By Jeb Bing
California State University trustees approved a 12% tuition hike Tuesday that will take effect at Cal State East Bay and other CSU campuses this fall.
Minutes later, trustees also voted to raise the salary for incoming president Elliot Hirshman at San Diego State University by $100,000 over his predecessor.
CSU officials said the tuition increase is expected to help close the budget gap created by $650 million in state funding cuts. It will generate $150 million for the CSU system, with the remaining $400 million shortfall to be saved through cutbacks and an additional 10% tuition hike approved last November.

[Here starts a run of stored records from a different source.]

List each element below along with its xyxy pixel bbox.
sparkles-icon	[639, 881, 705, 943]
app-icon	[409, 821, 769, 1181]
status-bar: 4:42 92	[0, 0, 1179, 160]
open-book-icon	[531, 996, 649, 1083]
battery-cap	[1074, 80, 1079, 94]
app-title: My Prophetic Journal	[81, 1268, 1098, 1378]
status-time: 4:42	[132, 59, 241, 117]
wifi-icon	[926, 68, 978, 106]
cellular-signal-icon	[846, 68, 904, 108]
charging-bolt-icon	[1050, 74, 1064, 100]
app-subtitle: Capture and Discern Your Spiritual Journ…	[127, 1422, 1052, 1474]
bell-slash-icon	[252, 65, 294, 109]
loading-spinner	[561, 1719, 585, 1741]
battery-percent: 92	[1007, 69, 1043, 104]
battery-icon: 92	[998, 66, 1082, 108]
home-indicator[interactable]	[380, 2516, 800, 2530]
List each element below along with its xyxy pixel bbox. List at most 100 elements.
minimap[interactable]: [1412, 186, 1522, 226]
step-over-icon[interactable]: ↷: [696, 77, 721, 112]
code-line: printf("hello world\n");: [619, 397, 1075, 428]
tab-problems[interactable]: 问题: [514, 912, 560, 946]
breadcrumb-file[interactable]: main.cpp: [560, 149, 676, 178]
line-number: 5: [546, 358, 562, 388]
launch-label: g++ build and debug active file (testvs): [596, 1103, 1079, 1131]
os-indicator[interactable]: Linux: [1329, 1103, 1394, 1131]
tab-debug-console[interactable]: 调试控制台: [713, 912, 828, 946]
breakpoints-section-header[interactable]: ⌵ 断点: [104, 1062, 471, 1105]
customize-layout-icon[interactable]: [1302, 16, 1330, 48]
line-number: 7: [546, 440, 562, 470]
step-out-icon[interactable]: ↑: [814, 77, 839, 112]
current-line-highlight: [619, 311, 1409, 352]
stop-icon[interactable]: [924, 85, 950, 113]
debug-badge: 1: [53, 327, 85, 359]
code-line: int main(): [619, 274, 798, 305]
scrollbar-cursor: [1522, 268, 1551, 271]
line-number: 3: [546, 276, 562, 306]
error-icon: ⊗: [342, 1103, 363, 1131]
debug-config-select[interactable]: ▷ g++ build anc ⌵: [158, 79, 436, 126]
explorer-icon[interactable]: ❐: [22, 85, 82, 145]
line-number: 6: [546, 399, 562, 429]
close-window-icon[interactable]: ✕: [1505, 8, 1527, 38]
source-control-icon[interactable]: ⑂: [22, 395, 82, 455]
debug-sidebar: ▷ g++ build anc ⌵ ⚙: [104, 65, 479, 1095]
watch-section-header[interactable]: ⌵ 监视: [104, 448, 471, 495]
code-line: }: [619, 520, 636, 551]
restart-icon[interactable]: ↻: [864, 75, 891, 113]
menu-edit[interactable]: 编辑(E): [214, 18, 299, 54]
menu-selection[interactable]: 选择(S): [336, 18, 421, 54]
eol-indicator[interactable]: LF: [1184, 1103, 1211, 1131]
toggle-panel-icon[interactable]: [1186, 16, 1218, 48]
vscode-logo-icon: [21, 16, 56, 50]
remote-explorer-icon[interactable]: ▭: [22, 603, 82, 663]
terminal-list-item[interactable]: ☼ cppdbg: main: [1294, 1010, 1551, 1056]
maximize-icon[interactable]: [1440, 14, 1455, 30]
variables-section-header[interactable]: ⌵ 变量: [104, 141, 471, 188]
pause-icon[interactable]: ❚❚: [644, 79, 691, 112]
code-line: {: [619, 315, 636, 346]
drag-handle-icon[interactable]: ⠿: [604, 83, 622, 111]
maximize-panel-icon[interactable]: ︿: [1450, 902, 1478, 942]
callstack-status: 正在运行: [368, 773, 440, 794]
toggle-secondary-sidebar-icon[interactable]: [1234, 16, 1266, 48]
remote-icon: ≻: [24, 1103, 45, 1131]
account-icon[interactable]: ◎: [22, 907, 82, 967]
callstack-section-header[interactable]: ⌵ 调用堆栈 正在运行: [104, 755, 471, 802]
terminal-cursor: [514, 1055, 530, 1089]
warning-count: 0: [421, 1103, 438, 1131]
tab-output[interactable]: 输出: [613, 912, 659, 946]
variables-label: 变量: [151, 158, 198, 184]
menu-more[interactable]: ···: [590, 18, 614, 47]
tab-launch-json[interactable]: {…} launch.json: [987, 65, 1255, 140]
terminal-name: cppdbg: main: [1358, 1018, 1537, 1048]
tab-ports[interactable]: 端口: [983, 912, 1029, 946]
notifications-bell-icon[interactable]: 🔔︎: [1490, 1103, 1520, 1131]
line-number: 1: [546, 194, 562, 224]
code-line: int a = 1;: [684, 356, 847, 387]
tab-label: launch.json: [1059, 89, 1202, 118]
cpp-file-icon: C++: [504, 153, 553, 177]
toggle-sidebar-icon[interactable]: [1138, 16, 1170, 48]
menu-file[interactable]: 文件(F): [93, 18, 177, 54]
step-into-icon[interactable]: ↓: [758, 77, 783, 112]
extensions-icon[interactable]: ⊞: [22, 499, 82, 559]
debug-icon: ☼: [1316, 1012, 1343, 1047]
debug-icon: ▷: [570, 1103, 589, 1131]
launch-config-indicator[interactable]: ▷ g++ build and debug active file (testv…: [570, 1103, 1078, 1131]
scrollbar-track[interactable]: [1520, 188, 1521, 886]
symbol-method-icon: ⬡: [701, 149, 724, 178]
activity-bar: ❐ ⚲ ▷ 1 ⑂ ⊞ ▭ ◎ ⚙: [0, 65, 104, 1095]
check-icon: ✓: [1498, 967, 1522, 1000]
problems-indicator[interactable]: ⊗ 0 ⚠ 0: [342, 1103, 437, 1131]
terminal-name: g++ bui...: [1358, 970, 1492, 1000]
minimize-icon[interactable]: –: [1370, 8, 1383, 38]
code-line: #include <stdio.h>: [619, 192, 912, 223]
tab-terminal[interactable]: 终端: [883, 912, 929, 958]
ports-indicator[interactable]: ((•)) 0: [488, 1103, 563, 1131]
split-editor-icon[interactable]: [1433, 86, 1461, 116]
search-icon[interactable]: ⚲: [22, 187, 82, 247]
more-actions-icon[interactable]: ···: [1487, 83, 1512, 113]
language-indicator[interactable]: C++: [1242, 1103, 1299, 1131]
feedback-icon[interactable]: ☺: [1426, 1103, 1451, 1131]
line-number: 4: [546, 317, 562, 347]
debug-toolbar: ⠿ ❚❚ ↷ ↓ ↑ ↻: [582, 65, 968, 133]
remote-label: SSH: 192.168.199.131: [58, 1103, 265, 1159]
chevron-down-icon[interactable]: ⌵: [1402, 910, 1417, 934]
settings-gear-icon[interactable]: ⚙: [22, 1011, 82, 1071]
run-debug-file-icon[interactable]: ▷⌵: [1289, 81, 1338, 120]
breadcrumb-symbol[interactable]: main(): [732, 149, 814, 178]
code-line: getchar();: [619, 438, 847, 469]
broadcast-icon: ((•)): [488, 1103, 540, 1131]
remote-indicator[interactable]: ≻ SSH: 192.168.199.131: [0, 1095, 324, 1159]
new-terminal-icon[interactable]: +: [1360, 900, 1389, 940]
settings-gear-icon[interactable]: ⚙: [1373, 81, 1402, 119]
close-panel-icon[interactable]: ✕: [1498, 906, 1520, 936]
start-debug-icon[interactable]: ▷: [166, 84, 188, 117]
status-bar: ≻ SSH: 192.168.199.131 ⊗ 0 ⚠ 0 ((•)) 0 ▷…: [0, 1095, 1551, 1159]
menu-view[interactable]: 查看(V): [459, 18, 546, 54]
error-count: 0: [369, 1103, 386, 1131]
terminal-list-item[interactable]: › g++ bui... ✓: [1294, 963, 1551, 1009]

The board is also planning to reduce enrollment by roughly 10,000 students statewide. Campus budgets will be reduced by a combined $281 million, according to CSU officials.
The increases will bring annual tuition for CSU campuses to $5,472.
Students and faculty have criticized the board because of the hikes, which became necessary when tax increases proposed by Gov. Jerry Brown were blocked by the Legislature.
Brown himself issued a letter Tuesday criticizing the board for planning to raise the salary for San Diego State's Hirshman while asking students to pay dramatically increased tuition.
A story in today's edition of the Sacramento Bee reports that Lt. Gov. Gavin Newsom, a CSU board member, voted against both the tuition increase and the compensation package. He told his colleagues that the university would damage its public image by raising salary and tuition on the same day.
"I caution us today with these two decisions and I feel compelled to make this point," Newsom said. "There are plenty of people watching, and people we need as supporters."
Cal State Los Angeles psychology professor Kimberly King also told the board before its vote that the proposed increases would hurt all students but lower income students in particular.
"The students that are paying will be paying more and getting less," she said.
She also said that the board should consider the effect on undocumented students, who will be ineligible for financial aid because of state and federal law, and potentially unable to receive an education.
The board acknowledged these concerns, and officials said they would continue to lobby the state legislature for a change in funding structure. The dilemma, they said, was that revenue was unavailable from the state because of the structure of state funding and reduced revenue resulting from the economic downturn.
"We have nothing but dilemmas here on a continuing basis," Chancellor Charles B. Reed said.
The CSU system faces additional cuts of $100 million mid-year if state revenue projections are not met, and are bracing to potentially make additional cuts or fee increases.
Prior to the vote, CSU officials said that state funding to the CSU system is roughly the same as it was during the 1998-99 school year. However, at that time the system served 72,000 fewer students.
Adjusted for inflation, CSU received more than $10,000 per student from the state in 1998-99, but now receives less than $6,500 per student.
One-third of the revenue from the tuition increase will be allocated for financial aid, but many are still concerned that lower income students will still be faced with untenable costs that may keep them out of college.
Hirshman, who began earlier this month as the president of San Diego State, now has a compensation package that includes a salary of $400,000, with $50,000 paid for with private funds from the university's foundation.
His predecessor, Stephen Weber, earned an annual salary of $299,435 at the end of his 14-year tenure at the helm of San Diego State.